Free market capitalism just isn't for the birds

We have a complaint here about broiler hens. On a moral basis it might even be somewhere between fair and true. As economics it’s desperately unobservant.

“Frankenchickens”, as campaigners have dubbed them, reach maturity 12 weeks quicker and can be up to twice the size of a typical farmed bird 50 years ago. They can go from egg to slaughter in just 35 days.

The selective breeding has helped ensure Britain has plentiful cheap chicken to furnish dinner tables across the country.

Yet campaigners, who include TV presenter and environmentalist Chris Packham, argue the breeding practice is unnatural and leads to severe health issues for the animals. What's more, they claim all this has been done purely for profit.

“A lot of these industries are not driven by simply feeding people and making a bit of a profit on top,” poet Benjamin Zephaniah, who is supporting the legal challenge, told the Independent outside the High Court this week. “It’s making maximum profit. And I can’t really think of another word but greed.”

It is a characterisation that chicken farmers would scoff at.

Far from greedy profiteering, many farmers say they are struggling to make ends meet. In fact, the industry is now warning of potential chicken shortages as soaring costs push many to give up altogether.
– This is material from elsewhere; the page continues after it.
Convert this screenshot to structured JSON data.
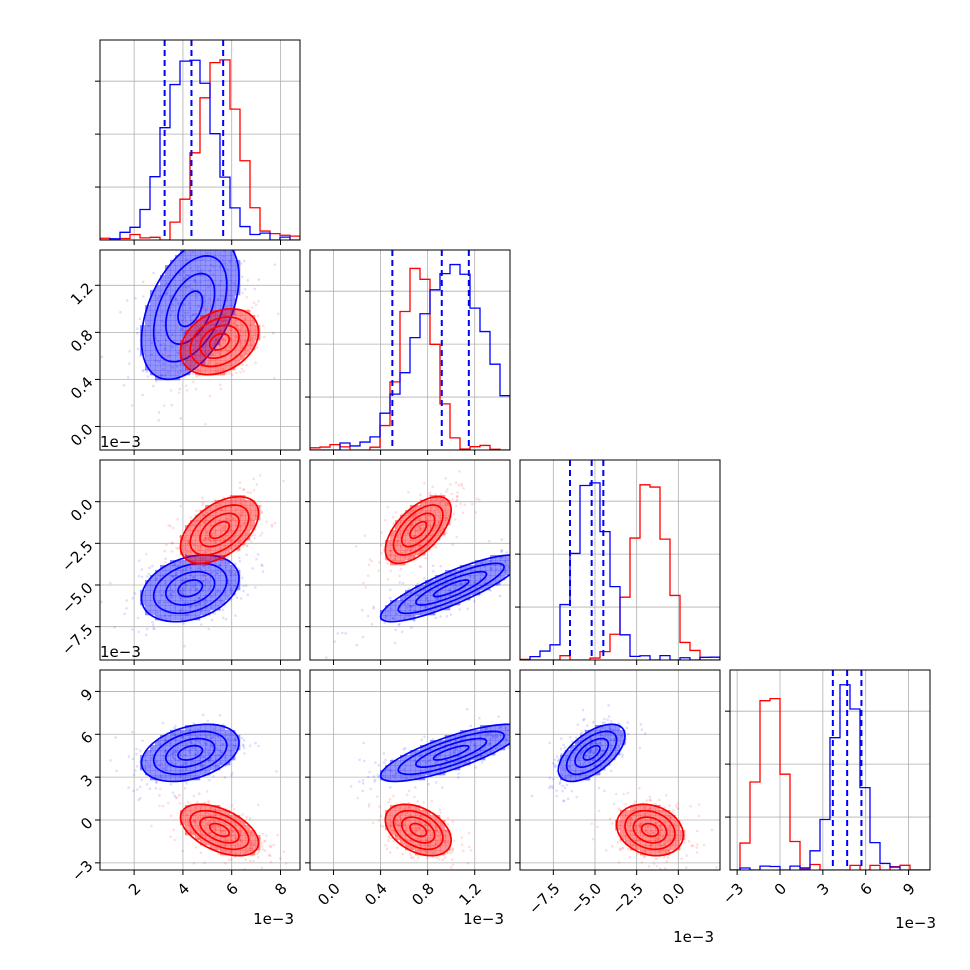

Shelley might have had a point about legislation - so much of it does come to pass on a surge in rhetoric - but not about economics.

Zephaniah and Packham have a point about the producer greed for profit, sure they do. Humans are naturally greedy, humans do like a profit and will do things in order to gain one. But then comes that free market part of the system, the competition. Producers find that profit eaten by the competition - it then ends up with the consumer gaining near all the benefit.

As, you know, shown by that recent Nobel Laureate, Bill Nordhaus. The entrepreneurs (and yes, let us indeed recall that this is where Anthony Fisher’s money came from) manage to, on average, retain some 3% of the value created - the rest being passed on to consumers as a result of that competition.

Human greed as tempered by free market capitalism leads to a chicken in every pot. Maybe that is even beastly to the birds who are the product. But in the interaction among humans beings it’s quite clearly the consumers who benefit from the whole arrangement.